With privacy and security issues so important these days, the system had to have some safeguards.

“hayu only collects information in line with its published terms and conditions which subscribers are made aware of and is compliant with GDPR regulations,” says Birkinshaw.

“Using the AWS Serverless stack allows us to create an extremely secure architecture. For example, when using this approach, we do not have to patch API servers, manage firewalls or write authorisation code. This is all handled by AWS and presented as a managed service. Aside from scalability and cost, we see this as the third major benefit of the Serverless architecture.”

Delivering results
The OTT platform generates several billion data events per month, which now flow through Amazon Kinesis. 

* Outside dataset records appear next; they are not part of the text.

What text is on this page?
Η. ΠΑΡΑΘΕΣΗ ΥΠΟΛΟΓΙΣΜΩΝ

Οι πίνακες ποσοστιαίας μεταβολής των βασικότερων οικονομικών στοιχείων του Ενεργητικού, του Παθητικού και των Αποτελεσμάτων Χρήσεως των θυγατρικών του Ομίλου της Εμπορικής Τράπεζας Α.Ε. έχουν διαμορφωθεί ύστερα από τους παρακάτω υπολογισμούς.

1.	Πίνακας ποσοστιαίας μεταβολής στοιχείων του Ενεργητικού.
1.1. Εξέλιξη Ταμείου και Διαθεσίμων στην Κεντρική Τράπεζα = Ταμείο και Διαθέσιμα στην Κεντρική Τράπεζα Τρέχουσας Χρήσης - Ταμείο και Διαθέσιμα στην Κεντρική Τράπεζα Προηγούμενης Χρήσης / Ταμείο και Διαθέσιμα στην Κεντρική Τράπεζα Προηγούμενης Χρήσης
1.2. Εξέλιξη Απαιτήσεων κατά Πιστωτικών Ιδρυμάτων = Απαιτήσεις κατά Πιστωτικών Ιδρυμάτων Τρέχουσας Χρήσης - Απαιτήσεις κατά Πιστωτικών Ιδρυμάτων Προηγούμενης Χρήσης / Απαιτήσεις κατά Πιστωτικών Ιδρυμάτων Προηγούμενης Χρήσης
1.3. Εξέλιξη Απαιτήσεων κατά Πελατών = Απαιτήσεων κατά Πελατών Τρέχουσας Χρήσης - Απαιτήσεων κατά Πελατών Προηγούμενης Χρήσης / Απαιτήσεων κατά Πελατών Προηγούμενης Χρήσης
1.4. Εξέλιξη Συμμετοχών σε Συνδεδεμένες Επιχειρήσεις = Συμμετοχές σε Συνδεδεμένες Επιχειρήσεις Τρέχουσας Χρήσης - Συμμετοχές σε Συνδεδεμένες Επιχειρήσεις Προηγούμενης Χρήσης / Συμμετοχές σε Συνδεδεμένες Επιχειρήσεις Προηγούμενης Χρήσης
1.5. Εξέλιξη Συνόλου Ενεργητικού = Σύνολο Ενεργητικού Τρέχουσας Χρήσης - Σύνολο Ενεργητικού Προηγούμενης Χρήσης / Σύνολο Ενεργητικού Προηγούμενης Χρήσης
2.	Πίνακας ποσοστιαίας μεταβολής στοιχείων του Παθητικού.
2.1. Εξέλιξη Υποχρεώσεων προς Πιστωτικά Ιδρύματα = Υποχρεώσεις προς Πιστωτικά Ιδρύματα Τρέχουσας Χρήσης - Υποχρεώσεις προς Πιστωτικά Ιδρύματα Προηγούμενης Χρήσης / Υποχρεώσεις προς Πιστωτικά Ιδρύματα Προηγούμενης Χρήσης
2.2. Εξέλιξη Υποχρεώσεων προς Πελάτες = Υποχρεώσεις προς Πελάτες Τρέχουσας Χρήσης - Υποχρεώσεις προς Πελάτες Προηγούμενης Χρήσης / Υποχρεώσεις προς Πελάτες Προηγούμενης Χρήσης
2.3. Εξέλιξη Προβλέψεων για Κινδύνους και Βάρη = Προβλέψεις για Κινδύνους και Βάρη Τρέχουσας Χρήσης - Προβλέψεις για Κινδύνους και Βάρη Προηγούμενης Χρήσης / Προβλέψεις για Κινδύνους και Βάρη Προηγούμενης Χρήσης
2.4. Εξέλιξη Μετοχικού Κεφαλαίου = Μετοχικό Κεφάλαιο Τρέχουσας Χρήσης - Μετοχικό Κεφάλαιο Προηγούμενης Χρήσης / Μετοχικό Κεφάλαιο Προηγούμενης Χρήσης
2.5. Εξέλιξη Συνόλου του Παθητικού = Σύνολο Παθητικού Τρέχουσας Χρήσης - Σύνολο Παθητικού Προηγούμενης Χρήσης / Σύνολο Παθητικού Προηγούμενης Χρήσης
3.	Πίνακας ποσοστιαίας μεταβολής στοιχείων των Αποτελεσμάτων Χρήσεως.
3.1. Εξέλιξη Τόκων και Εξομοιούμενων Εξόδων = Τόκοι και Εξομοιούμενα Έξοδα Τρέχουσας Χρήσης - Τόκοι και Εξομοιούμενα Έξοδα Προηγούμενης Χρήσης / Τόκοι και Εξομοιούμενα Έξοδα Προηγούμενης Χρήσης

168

“For the recommendations driven by Amazon Personalize, by tuning the datasets over time we have been able to improve the viewing rates of our customers through promoting more relevant content to individuals,” says Clarkson.

“The system has been very successful,” he adds. “With the ability to mix editorial campaigns, segmented and personalised content within the User Interface we’ve seen a rise of 10-20% across our core merchandising KPIs. Increased viewing was the main aim of the project and we are pleased with the results and how quickly we achieved them.”